Why not use your own intelligence to figure out for yourself instead of others to do it for you.
There's heaps of stuff on the net on this. Most of it raises doubt and puts a convincing case that Watson 'did not commit' the double murders.
Who knows we may get to agree on something.
Skyryder
Free Scott Watson.
I think you may be referring to the hairs on the tiger blanket.
From http://trudyandtom.tripod.com/defence.htm
The two hairs:
There was a strong possibility of inadvertent transfer of the hairs in the ESR laboratory in Auckland on 7th March 1998 when both ST05 (reference hairs from Olivia Hope's bedroom) and YA69 hairs (tiger blanket hairs from the accused's boat) were examined by the same scientist, on the same day, at the same examining laboratory table. There was an unexplained cut in bag ST05 and hairs from Olivia Hope could have inadvertently escaped from that bag. By 7 March 1998 the YA69 hairs had already been screened on two previous occasions without any examiner noticing the two crucial blond hairs. One being 250mm long and the other 150mm long;
The DNA evidence to show that these two hairs were Olivia Hope's was far from conclusive and was inconclusive and unconvincing. Hair 69/13 had shown one positive test in New Zealand which could not be replicated, the confirming test in Australia was said to be unreliable as there had been no contemporaneous test of a control sample which should have been undertaken, testing in the UK showed that the hair had a mixed DNA profile (i.e. from two or more sources). Hair 69/12 had produces no nuclear DNA results in New Zealand and the United Kingdom results only matched 12 out of the 13 positions. If unmatched on the 13th position the hair would be excluded and there was evidence of contamination in the UK testing;
There was a strong possibility, which could not be excluded by the crown hair expert of secondary hair transfer given that both Olivia Hope and the accused had been present at the same function on New Years Eve at Furneaux Lodge; Note: On the subject of secondary transfer, it should be noted that there were 16 animal hairs found on the tiger blanket and yet there has never been an animal onboard Blade since it's launch
Skyryder
Free Scott Watson.
Yes it did and I for none never believed it. We could all argue that on the basis we should not form any opionions on subjects or ideas that we can not confirm by our own presence or have not witnessed with our own eyes. So since neither of us were on the moon how do you know that a man 'did' land on the moon? In reality we do not.

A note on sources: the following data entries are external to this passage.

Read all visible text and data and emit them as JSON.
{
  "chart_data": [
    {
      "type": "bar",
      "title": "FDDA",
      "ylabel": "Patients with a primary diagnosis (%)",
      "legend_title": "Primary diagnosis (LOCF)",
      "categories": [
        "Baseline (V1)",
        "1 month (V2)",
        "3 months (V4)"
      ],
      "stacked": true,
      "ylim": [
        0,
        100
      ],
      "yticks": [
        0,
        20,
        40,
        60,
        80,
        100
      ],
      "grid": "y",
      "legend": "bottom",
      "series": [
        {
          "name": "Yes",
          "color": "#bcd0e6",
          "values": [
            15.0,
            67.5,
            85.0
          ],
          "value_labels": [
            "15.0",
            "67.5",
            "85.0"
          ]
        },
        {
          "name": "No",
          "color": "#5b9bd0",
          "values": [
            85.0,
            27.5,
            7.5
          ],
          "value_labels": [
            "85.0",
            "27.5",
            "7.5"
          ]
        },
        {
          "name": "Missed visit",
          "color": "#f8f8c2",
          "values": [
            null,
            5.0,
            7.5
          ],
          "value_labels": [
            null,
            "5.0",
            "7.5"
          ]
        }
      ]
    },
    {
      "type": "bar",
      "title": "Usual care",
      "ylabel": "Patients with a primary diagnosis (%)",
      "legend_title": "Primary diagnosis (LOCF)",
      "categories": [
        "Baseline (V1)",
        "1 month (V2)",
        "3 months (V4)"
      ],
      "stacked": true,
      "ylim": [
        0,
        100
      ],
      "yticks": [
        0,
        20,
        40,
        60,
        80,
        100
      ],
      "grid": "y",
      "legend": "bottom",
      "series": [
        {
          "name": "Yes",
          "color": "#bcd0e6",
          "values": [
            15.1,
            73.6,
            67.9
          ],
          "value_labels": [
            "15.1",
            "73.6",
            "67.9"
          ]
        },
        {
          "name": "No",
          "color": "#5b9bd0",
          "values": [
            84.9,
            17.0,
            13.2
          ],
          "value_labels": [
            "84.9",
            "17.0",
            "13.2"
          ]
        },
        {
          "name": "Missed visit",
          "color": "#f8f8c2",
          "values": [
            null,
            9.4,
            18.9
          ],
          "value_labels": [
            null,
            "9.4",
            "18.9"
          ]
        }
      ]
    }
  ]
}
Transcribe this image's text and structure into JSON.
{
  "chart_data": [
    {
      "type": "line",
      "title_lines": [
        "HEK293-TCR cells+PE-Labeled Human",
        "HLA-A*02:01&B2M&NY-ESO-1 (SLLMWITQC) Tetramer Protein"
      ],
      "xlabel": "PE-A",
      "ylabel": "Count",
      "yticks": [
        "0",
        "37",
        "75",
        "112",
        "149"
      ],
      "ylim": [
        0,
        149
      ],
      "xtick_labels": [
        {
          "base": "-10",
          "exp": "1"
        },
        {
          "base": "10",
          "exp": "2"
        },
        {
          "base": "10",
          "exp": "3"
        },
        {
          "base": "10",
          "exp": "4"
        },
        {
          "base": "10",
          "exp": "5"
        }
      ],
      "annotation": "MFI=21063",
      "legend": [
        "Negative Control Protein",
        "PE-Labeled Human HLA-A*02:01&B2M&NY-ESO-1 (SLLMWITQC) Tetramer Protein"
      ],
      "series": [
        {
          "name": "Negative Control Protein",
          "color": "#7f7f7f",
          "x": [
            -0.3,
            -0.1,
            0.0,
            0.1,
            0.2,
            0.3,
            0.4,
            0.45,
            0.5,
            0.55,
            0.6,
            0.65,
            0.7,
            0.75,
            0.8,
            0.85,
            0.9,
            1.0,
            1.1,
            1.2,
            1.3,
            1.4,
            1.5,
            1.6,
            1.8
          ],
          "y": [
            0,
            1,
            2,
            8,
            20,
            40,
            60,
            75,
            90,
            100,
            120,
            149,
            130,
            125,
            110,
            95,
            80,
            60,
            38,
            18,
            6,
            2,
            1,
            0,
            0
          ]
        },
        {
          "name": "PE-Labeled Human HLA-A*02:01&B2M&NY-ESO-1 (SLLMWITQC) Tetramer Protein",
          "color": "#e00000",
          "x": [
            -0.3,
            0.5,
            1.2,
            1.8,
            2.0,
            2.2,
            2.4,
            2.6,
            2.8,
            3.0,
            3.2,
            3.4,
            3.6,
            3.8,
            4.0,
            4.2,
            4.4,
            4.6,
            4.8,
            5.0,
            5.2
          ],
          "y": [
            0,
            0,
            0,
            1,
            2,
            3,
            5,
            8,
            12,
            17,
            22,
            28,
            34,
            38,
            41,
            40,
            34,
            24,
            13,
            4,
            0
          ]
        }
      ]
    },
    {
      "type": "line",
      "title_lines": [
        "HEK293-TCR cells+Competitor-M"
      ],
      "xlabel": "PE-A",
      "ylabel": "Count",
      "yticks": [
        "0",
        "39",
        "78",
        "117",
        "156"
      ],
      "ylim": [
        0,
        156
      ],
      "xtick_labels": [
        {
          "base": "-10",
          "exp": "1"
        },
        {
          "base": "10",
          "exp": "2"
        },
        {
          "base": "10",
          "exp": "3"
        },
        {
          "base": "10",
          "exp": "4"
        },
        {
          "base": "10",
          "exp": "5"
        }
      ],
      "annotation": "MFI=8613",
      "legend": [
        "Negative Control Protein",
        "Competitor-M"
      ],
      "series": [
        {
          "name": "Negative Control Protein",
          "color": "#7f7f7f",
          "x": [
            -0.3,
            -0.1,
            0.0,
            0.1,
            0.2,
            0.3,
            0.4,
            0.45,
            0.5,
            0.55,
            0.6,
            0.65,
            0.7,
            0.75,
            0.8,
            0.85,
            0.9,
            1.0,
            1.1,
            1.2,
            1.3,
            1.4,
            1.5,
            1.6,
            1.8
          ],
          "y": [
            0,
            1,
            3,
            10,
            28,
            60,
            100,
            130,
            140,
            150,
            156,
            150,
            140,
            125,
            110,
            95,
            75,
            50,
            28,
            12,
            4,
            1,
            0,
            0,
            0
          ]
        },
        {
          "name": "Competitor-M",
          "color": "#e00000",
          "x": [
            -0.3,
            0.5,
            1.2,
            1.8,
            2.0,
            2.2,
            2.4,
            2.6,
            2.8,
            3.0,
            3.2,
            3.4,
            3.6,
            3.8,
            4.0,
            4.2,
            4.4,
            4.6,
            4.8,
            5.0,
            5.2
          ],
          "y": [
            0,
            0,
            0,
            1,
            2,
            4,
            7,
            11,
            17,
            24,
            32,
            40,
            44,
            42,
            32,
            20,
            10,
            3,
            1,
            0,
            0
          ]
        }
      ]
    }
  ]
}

We deduce truth by way of our reasoning. We look at the 'probable.' That which is most likely, given our narrow terms of reference on any particular subject due to our inexperiance or lack being present on any said event.
It's not where you get the information but its relevance to a particular point or question.
Skyryder
Free Scott Watson.
It's all about balance. The rights of the individual to privacy and protection from the powers of the State, measured against the community interest in reducing crime and apprehending offenders.
I can't see any real objection to having a national database of every persons DNA. It will help when bodies are found - the Australians cannot identify some of the people in the bush fires - and gives us another way of identifying criminals.
New York explains the crime drop there in because of the DNA database they have. Plus no-excuse law enforcement. In Invercargill we recently had a murderer convicted - guilty plea, on DNA after an unsolved murder in 1988. Technology moves forward.
If you are worried your sample will be mismatched or mislabelled, you have plenty of spare DNA on your body for comparison tests. So you won't face being charged with Scott Watsons offences.
So? Doesn't everybody who gets arrested get their fingerprints taken?
DNA is the new and better fingerprint.
You will probably be happy for the technology next time your house is burgled and they find a drop of blood or something from the burglar when he was trying to break in.
Mostly right, but...
http://multiples.about.com/cs/funfac...ingerprint.htm
Do you realise how many holes there could be if people would just take the time to take the dirt out of them?
Rather more so, in fact. Fingerprints are unique (or at any rate no one's found a duplicate in over 100 years).
But DNA ID , as used for law enforcement purposes, is far from unique. The degree of exactitude does not extend down to a specific unique person. The results will only show a probability of match " The DNA from this person is a million times more likely to be from the same person who left the crime artefact as a random person" . In other words, there are , statistically, four other people in the country who it could equally likely be from. And the odds go way up if there are related people.
But it is never put that way tot the jury . it is always "Scientific DNA evidence proves that the DNA came form the defendant". It "proves" no such thing (proves nothing in fact) but that's how it's always presented. And juries, being largely composed of stupid people swallow it. "It's scientific, izzn it? Must be true".